Jour des funérailles
Sur le sol de ma patrie, je vais être enseveli. J'écoute à peine le sermon funéraire: "De poussière, tu retourneras à la poussière". Je cherche mon père du regard. Le voici. Non, ce n'est pas lui. Pas mon père. Je le reconnais pas. Il a pris un coup de vieux. Non, je ne voulais pas. Maman. Elle est totalement absente. Elle est comme un zombie. Malgré tout le soutien de sa quasi-jumelle. Mes frères ont perdu du poids. Nous n'avons jamais été gros dans la famille. Maintenant encore plus que jamais, je m'en aperçois. Ils ont l'air totalement perdu. Je regrette d'un coup mon action. Je vois ce que ça n'était pas une très bonne idée. Soudain, je me sens attiré vers la tombe, ce trou obscur qui sera ma demeure. J'appelle mes parents. Ils ne peuvent pas m'entendre. Non, je veux revenir en arrière. Donnez moi une autre chance. Je hurle alors que l'obscurité m'envahit.

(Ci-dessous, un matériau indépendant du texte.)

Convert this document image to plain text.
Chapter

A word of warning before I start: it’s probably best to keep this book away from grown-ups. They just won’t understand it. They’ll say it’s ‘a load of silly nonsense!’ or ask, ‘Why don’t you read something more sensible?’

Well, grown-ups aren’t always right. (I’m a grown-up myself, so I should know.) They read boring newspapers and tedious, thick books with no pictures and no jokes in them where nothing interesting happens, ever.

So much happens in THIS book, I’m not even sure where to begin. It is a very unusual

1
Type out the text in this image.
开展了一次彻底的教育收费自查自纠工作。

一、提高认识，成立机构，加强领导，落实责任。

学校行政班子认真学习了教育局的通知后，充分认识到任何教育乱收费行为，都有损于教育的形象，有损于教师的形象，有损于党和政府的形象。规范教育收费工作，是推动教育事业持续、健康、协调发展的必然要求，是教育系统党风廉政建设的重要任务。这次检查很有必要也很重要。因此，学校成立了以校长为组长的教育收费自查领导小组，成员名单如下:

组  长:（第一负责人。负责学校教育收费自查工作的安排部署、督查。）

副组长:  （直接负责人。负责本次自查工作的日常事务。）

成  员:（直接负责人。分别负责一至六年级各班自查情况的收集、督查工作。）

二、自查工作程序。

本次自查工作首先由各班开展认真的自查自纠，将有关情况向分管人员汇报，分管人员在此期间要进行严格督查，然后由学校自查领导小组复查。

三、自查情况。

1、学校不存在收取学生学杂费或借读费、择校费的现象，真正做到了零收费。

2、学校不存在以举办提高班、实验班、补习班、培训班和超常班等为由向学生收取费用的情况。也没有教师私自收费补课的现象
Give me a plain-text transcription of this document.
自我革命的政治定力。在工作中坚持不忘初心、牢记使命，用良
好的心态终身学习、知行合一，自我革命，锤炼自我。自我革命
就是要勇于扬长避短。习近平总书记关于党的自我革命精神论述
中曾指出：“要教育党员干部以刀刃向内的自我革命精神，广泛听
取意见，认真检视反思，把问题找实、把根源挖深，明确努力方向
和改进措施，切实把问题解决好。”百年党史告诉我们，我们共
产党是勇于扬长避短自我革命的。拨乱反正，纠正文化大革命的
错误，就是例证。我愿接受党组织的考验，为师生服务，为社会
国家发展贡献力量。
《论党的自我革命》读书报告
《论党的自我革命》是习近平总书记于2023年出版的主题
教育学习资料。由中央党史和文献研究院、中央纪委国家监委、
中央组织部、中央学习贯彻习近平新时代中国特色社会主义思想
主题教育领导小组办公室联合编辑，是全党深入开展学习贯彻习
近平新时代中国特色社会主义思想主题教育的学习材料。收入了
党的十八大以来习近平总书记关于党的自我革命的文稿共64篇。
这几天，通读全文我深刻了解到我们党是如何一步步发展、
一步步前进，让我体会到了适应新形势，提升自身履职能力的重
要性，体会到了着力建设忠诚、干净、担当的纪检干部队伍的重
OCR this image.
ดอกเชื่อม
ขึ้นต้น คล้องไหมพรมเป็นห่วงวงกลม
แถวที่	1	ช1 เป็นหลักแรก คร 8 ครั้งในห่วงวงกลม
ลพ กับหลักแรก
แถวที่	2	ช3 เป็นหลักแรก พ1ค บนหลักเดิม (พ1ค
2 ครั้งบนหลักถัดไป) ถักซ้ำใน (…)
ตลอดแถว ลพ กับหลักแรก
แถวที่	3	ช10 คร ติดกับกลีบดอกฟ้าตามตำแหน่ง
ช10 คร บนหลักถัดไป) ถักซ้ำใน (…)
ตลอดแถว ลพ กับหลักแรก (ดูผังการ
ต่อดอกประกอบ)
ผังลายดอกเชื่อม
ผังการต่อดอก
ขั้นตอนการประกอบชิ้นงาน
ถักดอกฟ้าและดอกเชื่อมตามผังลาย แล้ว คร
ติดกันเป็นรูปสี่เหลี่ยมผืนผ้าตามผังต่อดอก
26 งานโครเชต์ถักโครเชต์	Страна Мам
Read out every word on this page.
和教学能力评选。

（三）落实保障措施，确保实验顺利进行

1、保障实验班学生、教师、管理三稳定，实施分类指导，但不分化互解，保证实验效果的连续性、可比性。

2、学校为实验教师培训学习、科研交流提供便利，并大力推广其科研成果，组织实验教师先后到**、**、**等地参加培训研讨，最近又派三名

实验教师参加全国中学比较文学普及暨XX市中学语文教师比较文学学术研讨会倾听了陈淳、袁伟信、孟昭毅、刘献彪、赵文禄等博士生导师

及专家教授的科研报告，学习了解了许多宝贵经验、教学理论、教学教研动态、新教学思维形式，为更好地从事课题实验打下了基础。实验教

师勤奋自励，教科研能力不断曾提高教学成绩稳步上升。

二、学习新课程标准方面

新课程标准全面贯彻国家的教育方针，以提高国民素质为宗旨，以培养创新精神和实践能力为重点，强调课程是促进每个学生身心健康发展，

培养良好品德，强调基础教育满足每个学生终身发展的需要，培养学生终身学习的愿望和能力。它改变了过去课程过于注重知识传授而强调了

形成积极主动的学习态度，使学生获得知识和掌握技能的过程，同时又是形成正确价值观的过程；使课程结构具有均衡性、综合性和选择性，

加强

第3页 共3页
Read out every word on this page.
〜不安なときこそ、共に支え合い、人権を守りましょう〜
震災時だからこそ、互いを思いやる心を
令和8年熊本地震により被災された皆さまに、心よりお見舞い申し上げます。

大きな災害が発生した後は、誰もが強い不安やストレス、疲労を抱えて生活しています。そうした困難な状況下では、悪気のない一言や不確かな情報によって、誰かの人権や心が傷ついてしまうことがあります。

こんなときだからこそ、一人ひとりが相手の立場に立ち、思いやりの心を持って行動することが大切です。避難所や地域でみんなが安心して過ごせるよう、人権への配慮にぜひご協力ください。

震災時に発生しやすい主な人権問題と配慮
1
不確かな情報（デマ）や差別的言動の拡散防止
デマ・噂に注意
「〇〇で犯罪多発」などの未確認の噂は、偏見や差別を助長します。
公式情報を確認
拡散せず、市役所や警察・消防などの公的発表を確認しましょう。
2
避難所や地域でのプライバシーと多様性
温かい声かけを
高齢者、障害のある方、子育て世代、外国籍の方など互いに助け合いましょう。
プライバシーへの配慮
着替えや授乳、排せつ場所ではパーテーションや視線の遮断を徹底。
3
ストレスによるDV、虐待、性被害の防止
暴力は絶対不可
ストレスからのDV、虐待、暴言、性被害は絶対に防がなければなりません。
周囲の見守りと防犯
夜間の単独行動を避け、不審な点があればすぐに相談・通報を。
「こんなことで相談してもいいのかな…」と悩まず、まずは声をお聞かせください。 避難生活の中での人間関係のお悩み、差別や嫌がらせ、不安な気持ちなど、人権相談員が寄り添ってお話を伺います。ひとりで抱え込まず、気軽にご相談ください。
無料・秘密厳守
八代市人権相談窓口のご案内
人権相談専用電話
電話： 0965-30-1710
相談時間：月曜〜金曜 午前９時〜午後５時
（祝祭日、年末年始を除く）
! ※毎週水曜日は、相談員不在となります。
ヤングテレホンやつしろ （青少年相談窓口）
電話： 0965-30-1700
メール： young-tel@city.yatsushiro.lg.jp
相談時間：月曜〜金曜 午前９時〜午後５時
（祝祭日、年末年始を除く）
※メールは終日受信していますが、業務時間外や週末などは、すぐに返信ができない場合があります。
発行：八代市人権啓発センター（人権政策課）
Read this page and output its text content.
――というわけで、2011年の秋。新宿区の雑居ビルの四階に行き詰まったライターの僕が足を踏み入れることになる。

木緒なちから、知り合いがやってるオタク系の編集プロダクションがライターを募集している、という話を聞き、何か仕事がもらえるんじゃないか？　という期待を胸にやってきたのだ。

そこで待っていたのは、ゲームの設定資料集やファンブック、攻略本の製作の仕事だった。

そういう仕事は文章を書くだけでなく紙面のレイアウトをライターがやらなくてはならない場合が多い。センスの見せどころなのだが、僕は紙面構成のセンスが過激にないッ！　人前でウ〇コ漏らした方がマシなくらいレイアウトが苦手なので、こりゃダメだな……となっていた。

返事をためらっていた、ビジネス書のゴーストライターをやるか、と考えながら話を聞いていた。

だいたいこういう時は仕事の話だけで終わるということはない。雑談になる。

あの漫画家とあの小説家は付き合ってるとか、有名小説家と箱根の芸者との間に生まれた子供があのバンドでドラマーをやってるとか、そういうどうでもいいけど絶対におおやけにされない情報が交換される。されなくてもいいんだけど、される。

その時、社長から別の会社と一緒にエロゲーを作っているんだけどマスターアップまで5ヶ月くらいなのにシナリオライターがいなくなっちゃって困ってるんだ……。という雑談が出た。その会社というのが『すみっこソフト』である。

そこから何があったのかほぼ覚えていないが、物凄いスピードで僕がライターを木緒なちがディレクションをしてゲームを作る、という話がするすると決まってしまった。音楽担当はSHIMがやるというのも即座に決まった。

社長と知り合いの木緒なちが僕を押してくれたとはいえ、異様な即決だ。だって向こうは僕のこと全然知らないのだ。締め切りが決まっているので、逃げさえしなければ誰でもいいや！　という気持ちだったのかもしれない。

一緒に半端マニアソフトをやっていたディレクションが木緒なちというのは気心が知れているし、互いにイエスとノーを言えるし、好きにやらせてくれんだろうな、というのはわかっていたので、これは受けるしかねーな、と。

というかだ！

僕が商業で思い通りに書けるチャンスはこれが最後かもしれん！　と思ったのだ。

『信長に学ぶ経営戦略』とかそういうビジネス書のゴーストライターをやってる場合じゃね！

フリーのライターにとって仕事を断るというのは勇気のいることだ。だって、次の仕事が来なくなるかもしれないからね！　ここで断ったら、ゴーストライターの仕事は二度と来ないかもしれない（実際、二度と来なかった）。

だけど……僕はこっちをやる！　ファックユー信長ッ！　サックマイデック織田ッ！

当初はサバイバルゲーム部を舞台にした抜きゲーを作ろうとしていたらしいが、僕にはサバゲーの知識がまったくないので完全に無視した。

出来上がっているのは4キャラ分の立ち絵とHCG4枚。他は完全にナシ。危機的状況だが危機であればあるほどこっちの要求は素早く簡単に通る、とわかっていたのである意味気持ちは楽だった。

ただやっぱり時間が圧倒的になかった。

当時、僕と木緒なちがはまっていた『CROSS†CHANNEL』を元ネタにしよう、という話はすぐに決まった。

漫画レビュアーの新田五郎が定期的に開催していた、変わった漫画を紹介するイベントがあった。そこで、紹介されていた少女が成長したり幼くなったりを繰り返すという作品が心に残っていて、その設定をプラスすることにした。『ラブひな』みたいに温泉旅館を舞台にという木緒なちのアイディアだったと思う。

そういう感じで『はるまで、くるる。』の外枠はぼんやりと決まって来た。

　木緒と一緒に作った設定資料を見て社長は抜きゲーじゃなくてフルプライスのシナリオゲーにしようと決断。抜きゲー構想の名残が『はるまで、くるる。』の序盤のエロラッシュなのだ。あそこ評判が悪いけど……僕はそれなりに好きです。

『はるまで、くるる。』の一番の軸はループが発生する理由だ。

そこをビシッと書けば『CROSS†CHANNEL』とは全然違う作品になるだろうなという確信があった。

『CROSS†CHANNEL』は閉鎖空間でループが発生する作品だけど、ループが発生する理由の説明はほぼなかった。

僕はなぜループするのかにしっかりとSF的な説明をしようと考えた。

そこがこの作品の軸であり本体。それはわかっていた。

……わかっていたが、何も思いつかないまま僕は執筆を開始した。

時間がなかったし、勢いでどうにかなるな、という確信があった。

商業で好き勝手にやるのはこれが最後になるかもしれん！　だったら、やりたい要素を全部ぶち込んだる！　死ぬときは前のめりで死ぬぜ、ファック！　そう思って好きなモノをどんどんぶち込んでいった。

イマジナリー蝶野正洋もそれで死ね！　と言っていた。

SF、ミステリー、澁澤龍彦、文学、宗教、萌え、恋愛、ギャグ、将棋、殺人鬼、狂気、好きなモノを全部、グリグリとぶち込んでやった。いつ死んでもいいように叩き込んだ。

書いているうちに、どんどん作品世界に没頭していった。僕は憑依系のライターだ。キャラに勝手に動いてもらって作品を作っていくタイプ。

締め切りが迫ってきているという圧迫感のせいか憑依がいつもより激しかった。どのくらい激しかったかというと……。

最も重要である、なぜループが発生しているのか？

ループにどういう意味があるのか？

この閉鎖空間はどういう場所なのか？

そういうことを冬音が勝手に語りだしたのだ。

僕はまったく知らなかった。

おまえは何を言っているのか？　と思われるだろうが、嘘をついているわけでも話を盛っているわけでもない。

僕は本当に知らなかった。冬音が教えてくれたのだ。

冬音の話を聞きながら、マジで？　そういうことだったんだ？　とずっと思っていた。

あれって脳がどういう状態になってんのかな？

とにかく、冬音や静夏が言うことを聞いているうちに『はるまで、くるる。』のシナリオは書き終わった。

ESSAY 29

Je me réveille brusquement. Maman m'observe. Je respire comme si j'avais fait un marathon. Je transpire à grosses gouttes. "Tu as quoi fiston ?" me demande t-elle. Je ne peux pas lui répondre. Je la serre dans mes bras très fort. Je me rendors sans lui répondre.
Ces voix ne disparaîtront pas de sitôt mais je ne me laisserais plus faire. Je suis mort une fois. Plus jamais, je ne me laisserai faire .
Scorpi, le 08/11/2024 de 04h 43' à 5h46'.